A New York native, she wasn’t initially drawn to law as an Emory University undergrad, majoring in philosophy and minoring in English. Recognizing her potential in other areas, her family steered Lesh toward law, and she went on to George Washington University National Law Center where her English credentials proved valuable when she was selected managing editor of the Law Review.
Graduating in 1989, Lesh was a litigation associate at a large Wall Street law firm long enough to know that litigation wasn’t for her. Life then took her to the Pacific Northwest where she was an associate with Allen, Yazbeck, O’Halloran & Hanson, a boutique firm in Portland, Oregon, that handled government contracts.
Lesh spent over eight years there and then got a call from the Tri-County Metropolitan Transportation District of Oregon (TriMet), where she served as deputy general counsel from 2001 to 2013.

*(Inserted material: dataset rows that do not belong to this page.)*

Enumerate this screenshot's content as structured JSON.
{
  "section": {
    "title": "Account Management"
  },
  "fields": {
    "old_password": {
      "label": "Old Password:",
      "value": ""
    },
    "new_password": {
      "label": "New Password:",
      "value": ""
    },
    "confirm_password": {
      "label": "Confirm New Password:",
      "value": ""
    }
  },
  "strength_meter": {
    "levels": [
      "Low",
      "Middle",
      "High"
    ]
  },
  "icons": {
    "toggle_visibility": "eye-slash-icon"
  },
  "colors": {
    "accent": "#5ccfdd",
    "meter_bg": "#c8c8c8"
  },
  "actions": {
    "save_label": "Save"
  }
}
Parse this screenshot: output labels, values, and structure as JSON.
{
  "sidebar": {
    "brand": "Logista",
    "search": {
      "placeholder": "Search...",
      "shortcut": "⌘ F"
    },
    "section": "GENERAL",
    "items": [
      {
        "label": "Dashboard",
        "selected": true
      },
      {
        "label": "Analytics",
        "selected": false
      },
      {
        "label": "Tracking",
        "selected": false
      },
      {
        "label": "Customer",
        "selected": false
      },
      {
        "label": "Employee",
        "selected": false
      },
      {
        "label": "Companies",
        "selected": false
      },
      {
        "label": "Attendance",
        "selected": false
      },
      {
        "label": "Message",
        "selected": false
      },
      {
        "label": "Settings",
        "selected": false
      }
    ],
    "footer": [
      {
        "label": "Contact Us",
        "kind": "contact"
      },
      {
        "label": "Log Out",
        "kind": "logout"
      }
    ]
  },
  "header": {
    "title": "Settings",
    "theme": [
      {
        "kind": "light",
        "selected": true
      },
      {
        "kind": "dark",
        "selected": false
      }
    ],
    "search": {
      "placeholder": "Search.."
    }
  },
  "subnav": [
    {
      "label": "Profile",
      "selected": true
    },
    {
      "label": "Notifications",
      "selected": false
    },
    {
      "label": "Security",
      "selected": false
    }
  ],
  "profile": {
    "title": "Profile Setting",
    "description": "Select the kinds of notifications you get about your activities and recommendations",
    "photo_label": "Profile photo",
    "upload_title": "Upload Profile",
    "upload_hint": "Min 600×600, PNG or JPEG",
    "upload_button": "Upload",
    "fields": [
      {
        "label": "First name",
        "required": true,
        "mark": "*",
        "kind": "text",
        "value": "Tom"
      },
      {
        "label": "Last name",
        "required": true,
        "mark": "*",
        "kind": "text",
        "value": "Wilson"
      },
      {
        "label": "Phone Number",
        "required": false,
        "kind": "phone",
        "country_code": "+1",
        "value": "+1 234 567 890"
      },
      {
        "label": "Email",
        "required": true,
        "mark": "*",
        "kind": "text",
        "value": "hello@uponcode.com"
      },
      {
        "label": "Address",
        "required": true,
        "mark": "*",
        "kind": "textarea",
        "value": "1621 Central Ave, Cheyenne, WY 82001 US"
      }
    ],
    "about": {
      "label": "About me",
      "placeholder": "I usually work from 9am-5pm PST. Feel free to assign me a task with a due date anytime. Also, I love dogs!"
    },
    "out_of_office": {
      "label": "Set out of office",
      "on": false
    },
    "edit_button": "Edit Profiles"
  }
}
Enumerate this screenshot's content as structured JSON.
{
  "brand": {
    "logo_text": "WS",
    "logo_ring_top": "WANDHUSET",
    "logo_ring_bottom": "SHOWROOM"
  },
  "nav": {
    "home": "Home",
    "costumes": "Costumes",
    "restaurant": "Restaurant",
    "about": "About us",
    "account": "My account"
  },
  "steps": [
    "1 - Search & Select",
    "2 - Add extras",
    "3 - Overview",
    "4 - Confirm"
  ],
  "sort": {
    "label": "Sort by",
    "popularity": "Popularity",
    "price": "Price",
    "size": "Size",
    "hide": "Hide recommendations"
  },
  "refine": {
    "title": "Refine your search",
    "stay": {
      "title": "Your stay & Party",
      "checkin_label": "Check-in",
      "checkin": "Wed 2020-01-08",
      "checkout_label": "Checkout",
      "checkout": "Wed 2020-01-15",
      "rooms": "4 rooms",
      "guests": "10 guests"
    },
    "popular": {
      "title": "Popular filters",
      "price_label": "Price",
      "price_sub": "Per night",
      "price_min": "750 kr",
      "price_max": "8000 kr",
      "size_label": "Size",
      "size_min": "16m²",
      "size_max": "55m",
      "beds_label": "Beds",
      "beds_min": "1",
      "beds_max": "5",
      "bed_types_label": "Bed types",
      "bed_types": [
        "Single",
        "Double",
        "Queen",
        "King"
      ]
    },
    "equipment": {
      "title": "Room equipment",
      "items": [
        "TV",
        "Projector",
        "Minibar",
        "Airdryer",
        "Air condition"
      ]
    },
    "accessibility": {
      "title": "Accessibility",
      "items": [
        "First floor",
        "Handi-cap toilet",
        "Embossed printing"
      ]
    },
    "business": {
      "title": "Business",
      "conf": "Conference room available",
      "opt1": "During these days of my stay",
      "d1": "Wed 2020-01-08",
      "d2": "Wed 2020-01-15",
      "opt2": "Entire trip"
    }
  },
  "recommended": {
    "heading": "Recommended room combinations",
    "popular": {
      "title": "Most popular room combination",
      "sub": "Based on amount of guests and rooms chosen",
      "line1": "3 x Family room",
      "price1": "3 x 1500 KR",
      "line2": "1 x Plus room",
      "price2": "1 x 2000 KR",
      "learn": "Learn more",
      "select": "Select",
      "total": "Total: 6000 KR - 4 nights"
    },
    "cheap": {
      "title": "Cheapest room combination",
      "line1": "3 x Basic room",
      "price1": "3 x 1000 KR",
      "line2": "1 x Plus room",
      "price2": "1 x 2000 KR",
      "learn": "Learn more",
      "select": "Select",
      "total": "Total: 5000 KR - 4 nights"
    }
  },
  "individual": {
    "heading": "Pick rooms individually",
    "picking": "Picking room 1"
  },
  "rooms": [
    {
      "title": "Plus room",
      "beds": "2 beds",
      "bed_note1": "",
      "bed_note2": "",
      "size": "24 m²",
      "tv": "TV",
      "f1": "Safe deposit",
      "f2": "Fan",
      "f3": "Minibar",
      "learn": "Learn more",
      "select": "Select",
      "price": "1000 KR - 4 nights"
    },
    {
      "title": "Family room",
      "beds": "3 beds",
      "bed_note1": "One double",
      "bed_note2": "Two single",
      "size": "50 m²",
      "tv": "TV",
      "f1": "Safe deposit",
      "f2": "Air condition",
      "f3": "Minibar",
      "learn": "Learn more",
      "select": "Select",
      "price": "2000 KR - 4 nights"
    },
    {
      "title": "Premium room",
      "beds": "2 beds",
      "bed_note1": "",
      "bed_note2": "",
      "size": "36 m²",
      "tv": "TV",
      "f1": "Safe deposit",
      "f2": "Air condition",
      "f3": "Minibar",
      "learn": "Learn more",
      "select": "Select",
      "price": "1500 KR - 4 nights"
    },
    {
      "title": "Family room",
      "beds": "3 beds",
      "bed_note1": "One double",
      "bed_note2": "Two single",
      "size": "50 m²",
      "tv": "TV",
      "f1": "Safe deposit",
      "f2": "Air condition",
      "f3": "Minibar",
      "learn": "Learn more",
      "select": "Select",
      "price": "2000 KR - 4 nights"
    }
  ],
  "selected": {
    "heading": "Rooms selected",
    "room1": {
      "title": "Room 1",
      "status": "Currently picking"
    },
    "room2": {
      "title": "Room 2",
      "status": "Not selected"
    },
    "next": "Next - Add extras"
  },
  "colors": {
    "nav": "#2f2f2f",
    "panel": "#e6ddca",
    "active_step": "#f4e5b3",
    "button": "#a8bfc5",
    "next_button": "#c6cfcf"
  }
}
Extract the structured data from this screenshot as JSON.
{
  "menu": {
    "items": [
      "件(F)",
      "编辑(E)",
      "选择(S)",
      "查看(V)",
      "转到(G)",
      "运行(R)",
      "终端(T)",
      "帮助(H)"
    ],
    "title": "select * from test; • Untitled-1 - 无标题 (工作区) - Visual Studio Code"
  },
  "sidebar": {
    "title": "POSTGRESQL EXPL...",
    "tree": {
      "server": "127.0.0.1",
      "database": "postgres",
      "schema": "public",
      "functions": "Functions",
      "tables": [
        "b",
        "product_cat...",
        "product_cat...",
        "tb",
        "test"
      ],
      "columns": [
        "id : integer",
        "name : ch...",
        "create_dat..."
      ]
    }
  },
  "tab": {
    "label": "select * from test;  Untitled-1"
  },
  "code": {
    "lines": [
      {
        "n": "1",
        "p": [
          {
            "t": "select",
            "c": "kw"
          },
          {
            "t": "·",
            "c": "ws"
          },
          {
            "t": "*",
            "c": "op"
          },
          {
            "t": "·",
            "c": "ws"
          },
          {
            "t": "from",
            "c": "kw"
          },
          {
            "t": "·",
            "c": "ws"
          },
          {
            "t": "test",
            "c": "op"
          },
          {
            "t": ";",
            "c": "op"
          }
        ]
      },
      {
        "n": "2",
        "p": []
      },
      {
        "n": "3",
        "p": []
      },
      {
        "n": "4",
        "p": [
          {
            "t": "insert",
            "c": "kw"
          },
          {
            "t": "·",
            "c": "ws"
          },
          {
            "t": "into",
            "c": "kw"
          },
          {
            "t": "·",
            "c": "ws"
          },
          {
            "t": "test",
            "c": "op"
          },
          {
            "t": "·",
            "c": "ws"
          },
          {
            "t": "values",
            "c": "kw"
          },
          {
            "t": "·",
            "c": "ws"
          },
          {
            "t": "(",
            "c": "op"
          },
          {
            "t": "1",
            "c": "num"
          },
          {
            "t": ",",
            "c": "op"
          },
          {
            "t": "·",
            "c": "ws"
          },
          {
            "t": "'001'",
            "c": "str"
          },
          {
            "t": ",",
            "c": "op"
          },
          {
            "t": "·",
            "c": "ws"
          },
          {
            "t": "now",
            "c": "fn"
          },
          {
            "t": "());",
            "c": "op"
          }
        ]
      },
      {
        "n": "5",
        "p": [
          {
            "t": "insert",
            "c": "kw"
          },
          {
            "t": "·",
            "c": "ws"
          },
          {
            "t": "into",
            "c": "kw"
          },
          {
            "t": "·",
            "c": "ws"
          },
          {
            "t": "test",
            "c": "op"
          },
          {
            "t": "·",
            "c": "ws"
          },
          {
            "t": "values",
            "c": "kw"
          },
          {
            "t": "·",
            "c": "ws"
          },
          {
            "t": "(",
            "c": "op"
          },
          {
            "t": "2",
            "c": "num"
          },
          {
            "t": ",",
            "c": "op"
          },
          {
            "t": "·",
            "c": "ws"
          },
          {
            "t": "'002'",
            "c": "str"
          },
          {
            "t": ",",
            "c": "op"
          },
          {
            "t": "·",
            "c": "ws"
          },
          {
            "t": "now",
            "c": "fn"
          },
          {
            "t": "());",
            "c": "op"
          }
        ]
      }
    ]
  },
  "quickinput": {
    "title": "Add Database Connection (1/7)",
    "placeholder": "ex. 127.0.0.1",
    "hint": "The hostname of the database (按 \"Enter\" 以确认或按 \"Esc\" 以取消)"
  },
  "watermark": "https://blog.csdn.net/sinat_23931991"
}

Transit law appealed to her, and she distinguished herself enough for the federal government to name her to the Transit Rail Advisory Committee for Safety, formed in 2009 to assist the Federal Transit Administration’s development of national transit safety standards.
Lesh also lent her mix of construction, transit and legal skills to the design, construction and opening of three extensions to TriMet’s light-rail system, as well as its commuter rail.
A lifestyle change then took Lesh to Pennsylvania, where she opened her own boutique firm in 2013, with the Southeastern Pennsylvania Transportation Authority (SEPTA) among her clients.
Such a resume made Lesh a prime candidate when LTK opted for its own in-house legal boss. It’s a role she relishes.
“Extremely satisfying,” she says. “It allows me to work in an industry I love and to use my legal skills to find solutions and win-wins for my firm and the industry we serve. We’re bringing needed transit to the public. That’s our mission and I’m proud to be part of it.”